After laying the foundations for the MP3 standard Professor Karlheinz Brandenburg continued to revolutionise the field of psychoacoustics and immersive sound. Now he wants to organise your music collection. Anna Mitchell catches up with a true audio industry pioneer.
Dieter Seitzer, a professor at the University of Erlangen, began researching methods in compressing music in 1977. Over time Seitzer came up with the idea that it might be possible to send music over ISDN lines. The concept was largely dismissed and Seitzer was repeatedly told it would not be possible. Undeterred he pushed on with his research and selected a PhD student to assist him. That student was Karlheinz Brandenburg.

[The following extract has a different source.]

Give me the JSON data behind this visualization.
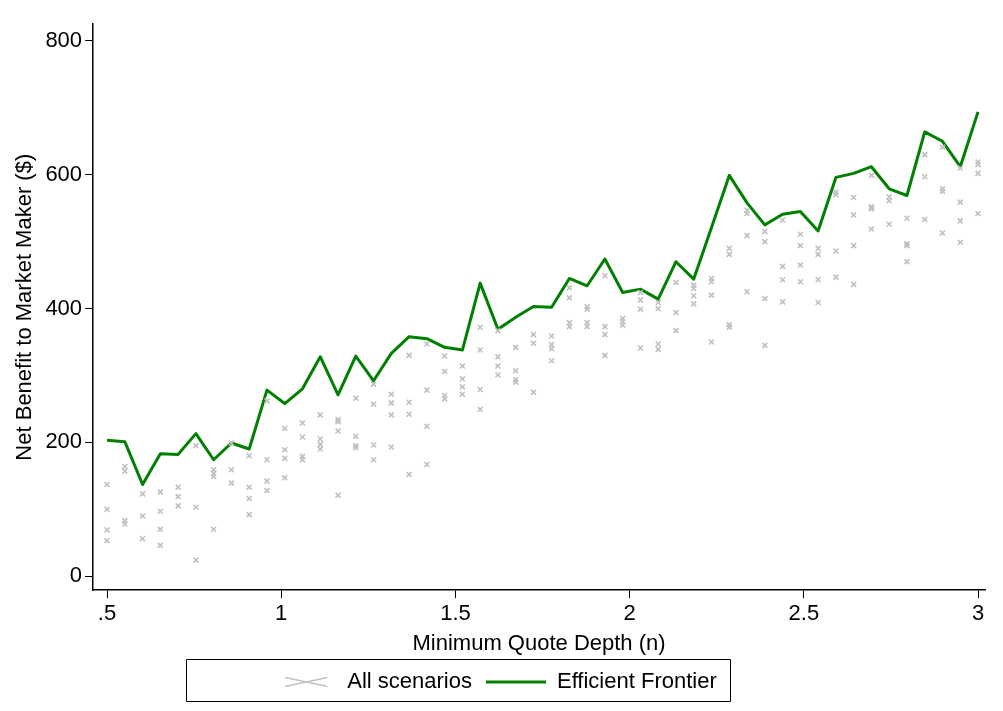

“That was the starting point for my PhD work and for what later became the MP3,” interjects Professor Brandenburg. “Over time some 30 or 40 people had a part in the MP3 story but there was a core group of about five to ten that really drove the development.”
For his post doctorate studies Professor Brandenburg headed to the USA to further his work at AT&T Bell Laboratories. “This was an important time in the standards group,” notes the professor. “We did our first proposals for the Moving Pictures Experts Group.” The Moving Picture Experts Group (MPEG) is a working group of experts that was formed by ISO and IEC to set standards for audio and video compression and transmission.
As development continued Professor Brandenburg returned to Germany, driving the standard forward and lecturing at his old University, Erlangen. Finally, in 1993 with the standard in place, the professor moved over to join his former mentor, Professor Seitzer, at the Fraunhofer Institute for Integrated Circuits. Here, he took up the role of head of audio and multimedia technologies.
“From that time on I was responsible for further developments and bringing all these technologies to market. Over time I was digging deep, doing a lot of simulation code and working with others on the standards, trying to push ideas out to the standards group. Later on I administered the group which worked on developments like AAC (Advanced Audio Coding) and at the same time was trying to push this MPEG Audio Layer 3 into the market.”
The rest, as they say, is history. MP3 is the most common standard for digital audio compression to enable transfer and playback of music on digital machines. The standard has pervaded modern life. Many people will happily refer to “their MP3 player” or “what’s in the MP3 charts” without ever thinking of the standard’s development and its beginnings with a professor and a PhD student at a university in Germany.
Now, Professor Brandenburg heads up the Ilmenau based Fraunhofer IDMT (Institute for Digital Media Technology), after helping to found the organisation in 2000. He describes his work as “building the cornerstones for future digital media” and is particularly passionate about the institute’s developments in Wave Field Synthesis.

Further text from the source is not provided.